Principal Machine Learning Engineer

HubSpot is an all-in-one marketing, sales, and service software platform that helps businesses grow and succeed. With a user-friendly interface and powerful tools, HubSpot enables businesses to attract, engage, and delight customers, ultimately driving growth and increasing revenue. From marketing automation to CRM, HubSpot offers a comprehensive solution that empowers businesses to succeed in the digital age.

The AI Platform Group at HubSpot delivers the ML and AI foundations that enable product teams across the company to create easy, accurate, and consistent AI features for our millions of customers and their customers. This Principal Machine Learning Engineer role will focus on AI Context: building the systems that help HubSpot's AI understand customer, company, activity, and workflow data across the CRM platform.

As a Principal Machine Learning Engineer at HubSpot, you'll help define the technical direction for applied ML and AI systems that transform complex data into customer value. You will work across product, engineering, data, and ML teams to take ambiguous 0-to-1 opportunities through model development, evaluation, productionization, experimentation, and measurable customer or business impact.

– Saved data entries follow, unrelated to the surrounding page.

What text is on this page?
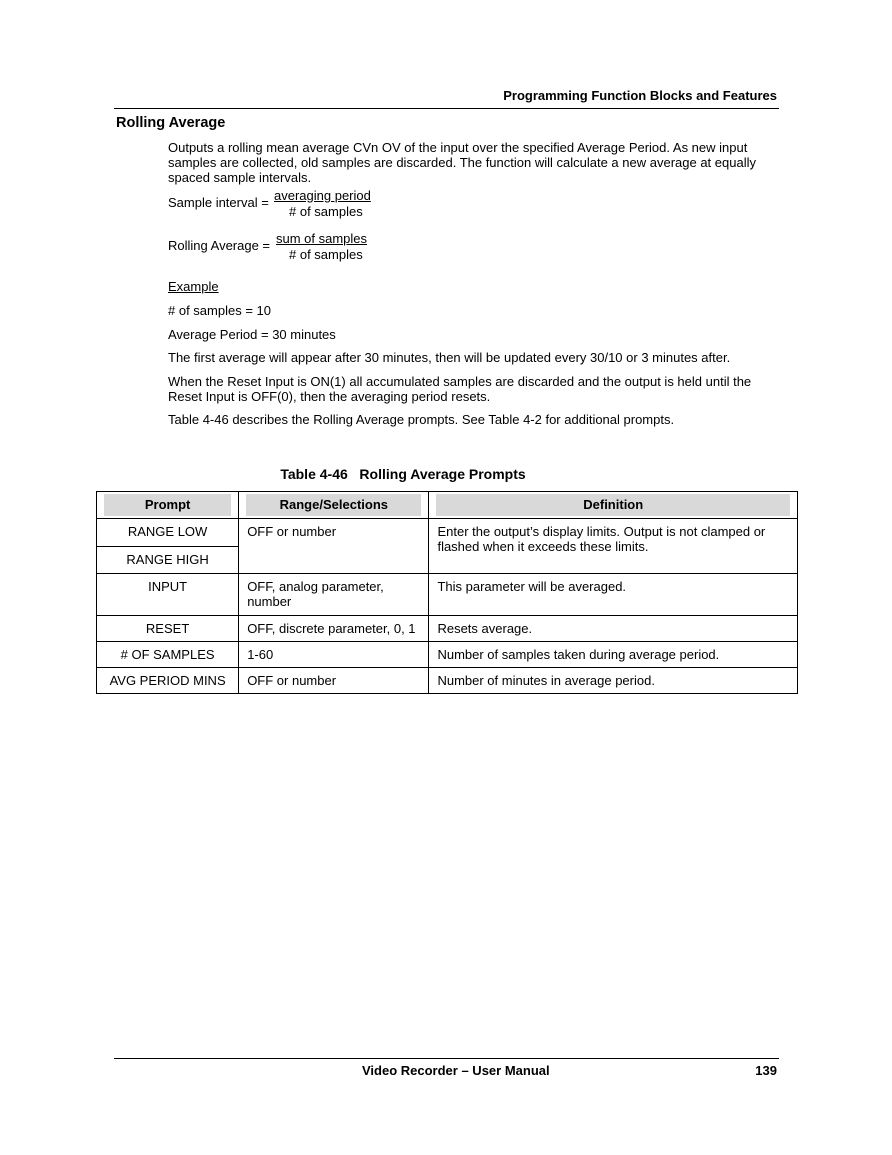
Programming Function Blocks and Features
Rolling Average
Outputs a rolling mean average CVn OV of the input over the specified Average Period. As new input samples are collected, old samples are discarded. The function will calculate a new average at equally spaced sample intervals.
Sample interval = averaging period
# of samples
Rolling Average = sum of samples
# of samples
Example
# of samples = 10
Average Period = 30 minutes
The first average will appear after 30 minutes, then will be updated every 30/10 or 3 minutes after.
When the Reset Input is ON(1) all accumulated samples are discarded and the output is held until the Reset Input is OFF(0), then the averaging period resets.
Table 4-46 describes the Rolling Average prompts. See Table 4-2 for additional prompts.
Table 4-46   Rolling Average Prompts
Prompt	Range/Selections	Definition

RANGE LOW	OFF or number	Enter the output’s display limits. Output is not clamped or flashed when it exceeds these limits.
RANGE HIGH		
INPUT	OFF, analog parameter, number	This parameter will be averaged.
RESET	OFF, discrete parameter, 0, 1	Resets average.
# OF SAMPLES	1-60	Number of samples taken during average period.
AVG PERIOD MINS	OFF or number	Number of minutes in average period.
Video Recorder – User Manual	139
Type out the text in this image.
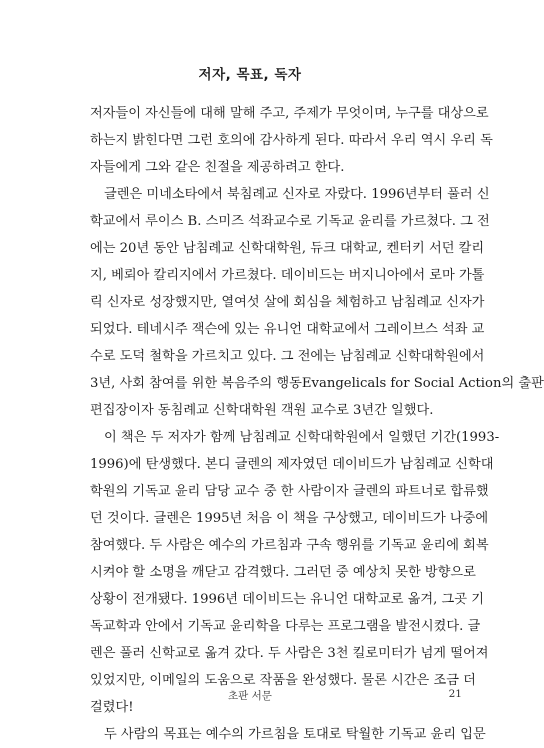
저자, 목표, 독자
저자들이 자신들에 대해 말해 주고, 주제가 무엇이며, 누구를 대상으로
하는지 밝힌다면 그런 호의에 감사하게 된다. 따라서 우리 역시 우리 독
자들에게 그와 같은 친절을 제공하려고 한다.
글렌은 미네소타에서 북침례교 신자로 자랐다. 1996년부터 풀러 신
학교에서 루이스 B. 스미즈 석좌교수로 기독교 윤리를 가르쳤다. 그 전
에는 20년 동안 남침례교 신학대학원, 듀크 대학교, 켄터키 서던 칼리
지, 베뢰아 칼리지에서 가르쳤다. 데이비드는 버지니아에서 로마 가톨
릭 신자로 성장했지만, 열여섯 살에 회심을 체험하고 남침례교 신자가
되었다. 테네시주 잭슨에 있는 유니언 대학교에서 그레이브스 석좌 교
수로 도덕 철학을 가르치고 있다. 그 전에는 남침례교 신학대학원에서
3년, 사회 참여를 위한 복음주의 행동Evangelicals for Social Action의 출판
편집장이자 동침례교 신학대학원 객원 교수로 3년간 일했다.
이 책은 두 저자가 함께 남침례교 신학대학원에서 일했던 기간(1993-
1996)에 탄생했다. 본디 글렌의 제자였던 데이비드가 남침례교 신학대
학원의 기독교 윤리 담당 교수 중 한 사람이자 글렌의 파트너로 합류했
던 것이다. 글렌은 1995년 처음 이 책을 구상했고, 데이비드가 나중에
참여했다. 두 사람은 예수의 가르침과 구속 행위를 기독교 윤리에 회복
시켜야 할 소명을 깨닫고 감격했다. 그러던 중 예상치 못한 방향으로
상황이 전개됐다. 1996년 데이비드는 유니언 대학교로 옮겨, 그곳 기
독교학과 안에서 기독교 윤리학을 다루는 프로그램을 발전시켰다. 글
렌은 풀러 신학교로 옮겨 갔다. 두 사람은 3천 킬로미터가 넘게 떨어져
있었지만, 이메일의 도움으로 작품을 완성했다. 물론 시간은 조금 더
걸렸다!
두 사람의 목표는 예수의 가르침을 토대로 탁월한 기독교 윤리 입문
초판 서문	21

We are looking for people who:

  • Have a long track record of delivering high-value, high-impact, cross-team and cross-product projects. Principal MLEs are among the most senior individual contributors at HubSpot; they continually raise the technical bar for the engineering and ML organizations, help shape product vision, and build shared technical direction through strong collaboration and hands-on execution.
  • Wish to stay hands-on in technical design, model development, production systems, and code while leading by example through collaboration with cross-functional and internal stakeholders.
  • Have a history of developing solutions to ambiguous problems that have had an outsized impact on a large organization's customer experience, product strategy, or business goals.
  • Provide strategic direction and architectural leadership for major ML and AI projects across multiple teams, systems, or product surfaces.
  • Regularly mentor, coach, and teach engineers in their areas of expertise, including helping senior ICs grow through complex technical projects.
  • Demonstrate pragmatic decision-making and problem-solving abilities, including strong judgment around when to use ML, LLMs, retrieval, rules, platform changes, or product changes.
  • Have expert understanding of a range of ML techniques, such as deep learning, optimization, regression, transformers, large language models, transfer learning, retrieval, ranking, recommendations, classification, NLP, and personalization, as well as tools and frameworks such as scikit-learn, PyTorch, TensorFlow, and modern model-serving and evaluation systems.
  • Are expert in crafting the right architecture for a variety of ML and AI Context problems from business requirements, often identifying where ML solutions can be effective in adjacent product areas.
  • Expand analysis beyond offline and online metrics by evaluating privacy, bias, security, reliability, cost, maintainability, model quality, and data governance concerns across the ML lifecycle.
  • Exhibit enthusiasm for building reliable, scalable systems for data processing, feature generation, context retrieval, model training, inference, experimentation, monitoring, and feedback loops.
  • Can guide teams beyond the status quo; we need engineers who lead us beyond what we have and toward what we can build, while creating a shared notion of how to get there.
  • Bring deep expertise in the machine learning concepts behind Applied and Predictive AI, such as recommendation algorithms and systems, binary and multiclass classification, ranking and relevance, semantic retrieval, embeddings, entity understanding, and experimentation.
  • Have experience turning messy, incomplete, or heterogeneous data into useful AI context for customer-facing products, such as customer, company, activity, workflow, conversation, behavioral, CRM, or unstructured document data.
  • Embody our engineering team values.

If you are passionate about leveraging machine learning and AI to transform the way businesses interact with their customers in a collaborative work environment, come join us in the HubSpot AI Group!